Minneapolis City Council approves 2 new MPD positions, measure on disruptions and harassment

[anvplayer video=”5166687″ station=”998122″]

Minneapolis city leaders took up two key issues regarding the police department and council on Thursday.

During its Thursday meeting, the Minneapolis City Council voted to pass measures to add two new positions to the city’s police department and to try to limit disruptions at public meetings, as well as increase safety for council members.

Minneapolis Police Chief Brian O’Hara had previously said he felt adding an assistant police chief and a chief of staff would benefit the department under a consent decree, which is expected when the Department of Justice finishes its investigation into MPD.

RELATED: MPD chief gathering support as he works to position department for consent decree

The Minneapolis Police Department already has one assistant police chief, but O’Hara said he believes having two would allow one to focus on overseeing operations and investigations while another focuses on community relations. Additionally, he said a civilian chief of staff would take those responsibilities off the deputy chief’s plate.

Those positions were approved by the council on a vote of 12-1. The assistant police chief’s salary is expected to range from $159,921 to $189,576 while the chief of staff’s salary is set to be between $139,977 and $165,933.
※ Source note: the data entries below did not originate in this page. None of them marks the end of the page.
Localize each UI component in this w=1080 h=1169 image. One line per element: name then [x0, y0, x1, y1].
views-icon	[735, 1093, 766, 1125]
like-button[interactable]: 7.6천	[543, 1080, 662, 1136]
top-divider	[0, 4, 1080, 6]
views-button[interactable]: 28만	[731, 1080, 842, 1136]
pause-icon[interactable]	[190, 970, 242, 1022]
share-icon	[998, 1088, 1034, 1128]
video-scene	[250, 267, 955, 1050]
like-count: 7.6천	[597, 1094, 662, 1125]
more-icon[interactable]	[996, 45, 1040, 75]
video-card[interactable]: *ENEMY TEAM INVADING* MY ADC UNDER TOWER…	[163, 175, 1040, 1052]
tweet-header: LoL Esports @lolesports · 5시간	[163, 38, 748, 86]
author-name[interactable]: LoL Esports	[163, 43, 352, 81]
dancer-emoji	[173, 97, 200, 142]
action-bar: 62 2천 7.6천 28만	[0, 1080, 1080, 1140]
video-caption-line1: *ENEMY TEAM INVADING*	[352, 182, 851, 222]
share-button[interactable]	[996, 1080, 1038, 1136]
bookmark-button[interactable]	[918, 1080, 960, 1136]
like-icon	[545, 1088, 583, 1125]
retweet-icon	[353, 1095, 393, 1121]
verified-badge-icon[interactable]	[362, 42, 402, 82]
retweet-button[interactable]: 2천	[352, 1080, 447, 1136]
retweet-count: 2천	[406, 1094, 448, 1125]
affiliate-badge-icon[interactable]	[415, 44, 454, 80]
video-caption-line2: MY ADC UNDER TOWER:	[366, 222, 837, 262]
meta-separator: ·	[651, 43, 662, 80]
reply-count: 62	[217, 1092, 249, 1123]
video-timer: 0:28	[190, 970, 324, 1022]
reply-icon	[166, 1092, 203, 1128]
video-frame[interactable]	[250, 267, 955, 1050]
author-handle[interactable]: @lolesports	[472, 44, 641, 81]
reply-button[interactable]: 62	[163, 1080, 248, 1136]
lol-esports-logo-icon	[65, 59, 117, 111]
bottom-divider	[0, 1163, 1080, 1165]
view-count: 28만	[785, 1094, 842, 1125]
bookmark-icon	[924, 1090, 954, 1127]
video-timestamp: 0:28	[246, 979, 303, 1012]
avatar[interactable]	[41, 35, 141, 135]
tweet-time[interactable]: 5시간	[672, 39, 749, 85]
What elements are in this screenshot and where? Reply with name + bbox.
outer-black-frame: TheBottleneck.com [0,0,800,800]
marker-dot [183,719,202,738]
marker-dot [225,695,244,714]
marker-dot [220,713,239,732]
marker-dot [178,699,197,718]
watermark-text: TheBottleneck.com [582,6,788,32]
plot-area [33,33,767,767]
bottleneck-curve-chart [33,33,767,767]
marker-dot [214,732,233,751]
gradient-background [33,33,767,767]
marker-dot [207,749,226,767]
RELATED: Citing increasing disruptions, harassment, Minneapolis councilmembers turn to lawmakers

The vote on the other measure — which passed 7-5-1 — comes after protestors have disrupted council meetings on several occasions over the past weeks and months, and some council members say they’ve also been targeted at home or while in public recently.

It asks state lawmakers to look at legislation more tightly regulating how people must conduct themselves at public meetings and to increase penalties against anyone who assaults or threatens a public official.

There are a couple of similar existing bills already in discussion at the State Capitol — one would allow people running for office to opt out of divulging their address for fear of harassment.